Fed's Evans: Open to December Taper, But Best Hold Off

USA

A top Federal Reserve official said on Friday he was open to reducing the U.S. central bank's bond buying stimulus program this month, although he would like to see a stronger labor market first.

Chicago Fed President Charles Evans said hiring data released earlier in the day showed the economy was improving, but he wasn't fully convinced it was time to reduce the pace of bond buying.

"I'll be open-minded," Evans said in an interview with Reuters Insider when asked about the December meeting. "Everything else (being) equal, I would like to see a couple of months of good numbers, but this was improvement."

Fed policymakers meet on December 17-18 and the future of their $85-billion-a-month bond-buying program looms large on the agenda, after officials said at their last meeting they would look to scaling back the stimulus in the next few months.

The program aims to help the economy by making it cheaper for businesses to invest and workers to buy homes but several years of slow, steady job growth, as well as concerns that the bond-buying might be fueling bubbles in corners of the economy, suggest the purchases may be reaching their use-by date.

Labor Department data showed that the jobless rate fell in November to a five-year low at 7 percent and employers added more new jobs to their payrolls than expected.

Evans is a voting member on the Fed's policy-setting committee this year and has been an outspoken advocate for the institution's efforts to nurse the economy back to health following the 2007-09 recession.

In the interview, he reiterated his view that the Fed should provide more clarity about the future path of interest rates, which could compensate for an eventual tapering of bond purchases.

One way to do this, he said, would be for the Fed to promise not to raise interest rates until the jobless rate falls to 6 percent. Currently, the Fed has pledged to keep rates near zero at least until unemployment hits 6.5 percent, as long as inflation does not threaten to rise above 2.5 percent.

If policymakers lowered the threshold at the same time as they start to reduce bond purchases, he said, the central bank would be "maintaining the same level of accommodation."

Earlier this year, when Fed Chairman Ben Bernanke signaled the Fed was starting to consider winding down the bond buys, investors pushed up borrowing costs so much that some worried this could undercut the still-fragile recovery.

Startled Fed officials have since stressed that reducing bond buying does not mean they will raise rates sooner than necessary, and Evans said markets were getting that message.

"The key thing is provide a sufficient amount of confidence to the public and the markets that we are going to continue to provide as much accommodation as is necessary," he said.

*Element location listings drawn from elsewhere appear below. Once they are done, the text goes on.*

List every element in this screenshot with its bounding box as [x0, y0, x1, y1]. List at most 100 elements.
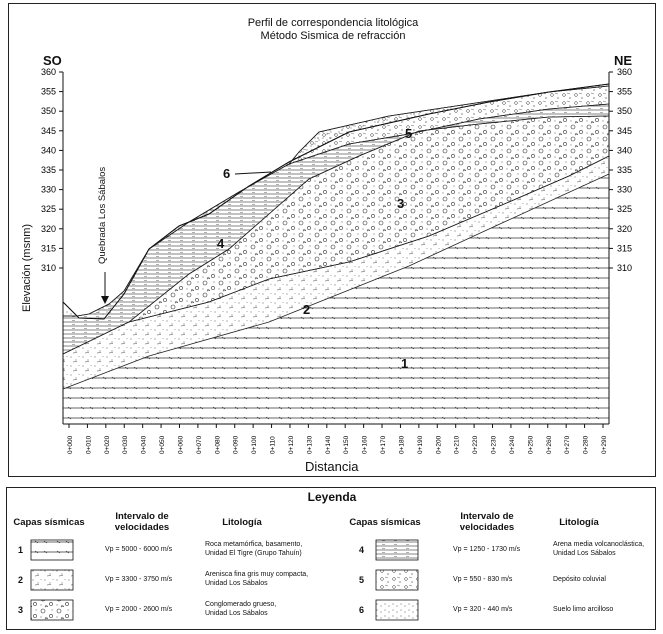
- legend-velocity-3: Vp = 2000 - 2600 m/s: [105, 606, 173, 613]
- x-tick-label: 0+140: [325, 435, 332, 454]
- legend-velocity-6: Vp = 320 - 440 m/s: [453, 606, 513, 613]
- legend-num-6: 6: [359, 605, 365, 615]
- legend-col-velocity-1: Intervalo de: [115, 511, 169, 522]
- layer-label-5: 5: [405, 126, 413, 141]
- x-tick-label: 0+110: [270, 436, 277, 454]
- y-tick-label-right: 330: [617, 185, 632, 195]
- y-axis-label: Elevación (msnm): [21, 223, 33, 312]
- legend-panel: Leyenda Capas sísmicas Intervalo de velo…: [6, 487, 656, 630]
- legend-col-velocity-2b: velocidades: [459, 522, 515, 533]
- layer-1-rock: [63, 174, 609, 424]
- x-tick-label: 0+100: [251, 435, 258, 454]
- y-tick-label-left: 345: [41, 126, 56, 136]
- legend-col-lithology-b: Litología: [559, 517, 599, 528]
- legend-col-lithology: Litología: [222, 517, 262, 528]
- y-tick-label-right: 335: [617, 165, 632, 175]
- legend-lith-1b: Unidad El Tigre (Grupo Tahuín): [205, 550, 302, 557]
- x-tick-label: 0+170: [380, 435, 387, 454]
- x-tick-label: 0+230: [491, 435, 498, 454]
- ground-surface-line: [62, 83, 610, 320]
- y-tick-label-left: 310: [41, 263, 56, 273]
- y-tick-label-left: 360: [41, 67, 56, 77]
- x-tick-label: 0+280: [583, 435, 590, 454]
- legend-col-velocity-2: velocidades: [114, 522, 170, 533]
- x-tick-label: 0+150: [343, 435, 350, 454]
- legend-col-velocity-1b: Intervalo de: [460, 511, 514, 522]
- x-tick-label: 0+290: [601, 435, 608, 454]
- legend-lith-5a: Depósito coluvial: [553, 576, 606, 583]
- legend-lith-4a: Arena media volcanoclástica,: [553, 541, 645, 548]
- y-tick-label-right: 325: [617, 204, 632, 214]
- y-tick-label-right: 345: [617, 126, 632, 136]
- x-tick-label: 0+240: [509, 435, 516, 454]
- legend-velocity-4: Vp = 1250 - 1730 m/s: [453, 546, 521, 553]
- legend-swatch-3: [30, 599, 74, 621]
- legend-num-4: 4: [359, 545, 365, 555]
- legend-swatch-1: [30, 539, 74, 561]
- legend-lith-3a: Conglomerado grueso,: [205, 601, 277, 608]
- x-tick-label: 0+060: [177, 435, 184, 454]
- layer-label-2: 2: [303, 302, 311, 317]
- legend-num-1: 1: [18, 545, 24, 555]
- layer-label-6: 6: [223, 166, 231, 181]
- y-tick-label-left: 335: [41, 165, 56, 175]
- layer-label-4: 4: [217, 236, 225, 251]
- x-tick-label: 0+090: [233, 435, 240, 454]
- layer-6-leader: [234, 171, 272, 175]
- y-tick-label-right: 350: [617, 106, 632, 116]
- x-axis-label: Distancia: [305, 459, 359, 474]
- legend-swatches: [30, 539, 419, 621]
- profile-drawing: 3603553503453403353303253203153103603553…: [41, 67, 632, 454]
- annotation-arrowhead: [101, 296, 109, 304]
- figure-title-2: Método Sismica de refracción: [260, 30, 406, 42]
- legend-num-3: 3: [18, 605, 24, 615]
- legend-velocity-2: Vp = 3300 - 3750 m/s: [105, 576, 173, 583]
- layer-label-1: 1: [401, 356, 409, 371]
- layer-label-3: 3: [397, 196, 405, 211]
- x-tick-label: 0+210: [454, 435, 461, 454]
- y-tick-label-left: 340: [41, 145, 56, 155]
- legend-num-2: 2: [18, 575, 24, 585]
- x-tick-label: 0+010: [85, 435, 92, 454]
- direction-left: SO: [43, 53, 62, 68]
- x-tick-label: 0+040: [141, 435, 148, 454]
- y-tick-label-right: 320: [617, 224, 632, 234]
- x-tick-label: 0+130: [306, 435, 313, 454]
- legend-velocity-5: Vp = 550 - 830 m/s: [453, 576, 513, 583]
- profile-panel: 360 355 350 345 340 335 330 325 320 315 310 360 355 3…: [8, 3, 656, 477]
- legend-lith-1a: Roca metamórfica, basamento,: [205, 541, 303, 548]
- y-tick-label-left: 350: [41, 106, 56, 116]
- y-tick-label-left: 355: [41, 87, 56, 97]
- legend-lith-4b: Unidad Los Sábalos: [553, 550, 616, 557]
- legend-lith-6a: Suelo limo arcilloso: [553, 606, 614, 613]
- y-tick-label-right: 355: [617, 87, 632, 97]
- x-tick-label: 0+250: [527, 435, 534, 454]
- x-tick-label: 0+050: [159, 435, 166, 454]
- legend-col-layers: Capas sísmicas: [13, 517, 85, 528]
- x-tick-label: 0+030: [122, 435, 129, 454]
- x-tick-label: 0+120: [288, 435, 295, 454]
- legend-title: Leyenda: [307, 490, 357, 504]
- y-tick-label-left: 325: [41, 204, 56, 214]
- y-tick-label-left: 320: [41, 224, 56, 234]
- x-tick-label: 0+000: [67, 435, 74, 454]
- legend-lith-2a: Arenisca fina gris muy compacta,: [205, 571, 309, 578]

While encouraged about progress on the jobs front, Evans said he was "certainly nervous" about inflation that continues to run well below the Fed's 2 percent target.

In the year through October, the gauge of inflation targeted by the Fed rose just 0.7 percent. Another reading that strips out food and energy rose a little more quickly, gaining 1.1 percent. Evans said this core reading was a better measure of the inflation outlook, but it was troubling nonetheless.

"We need to defend our inflation goal from below as well as from above," Evans said.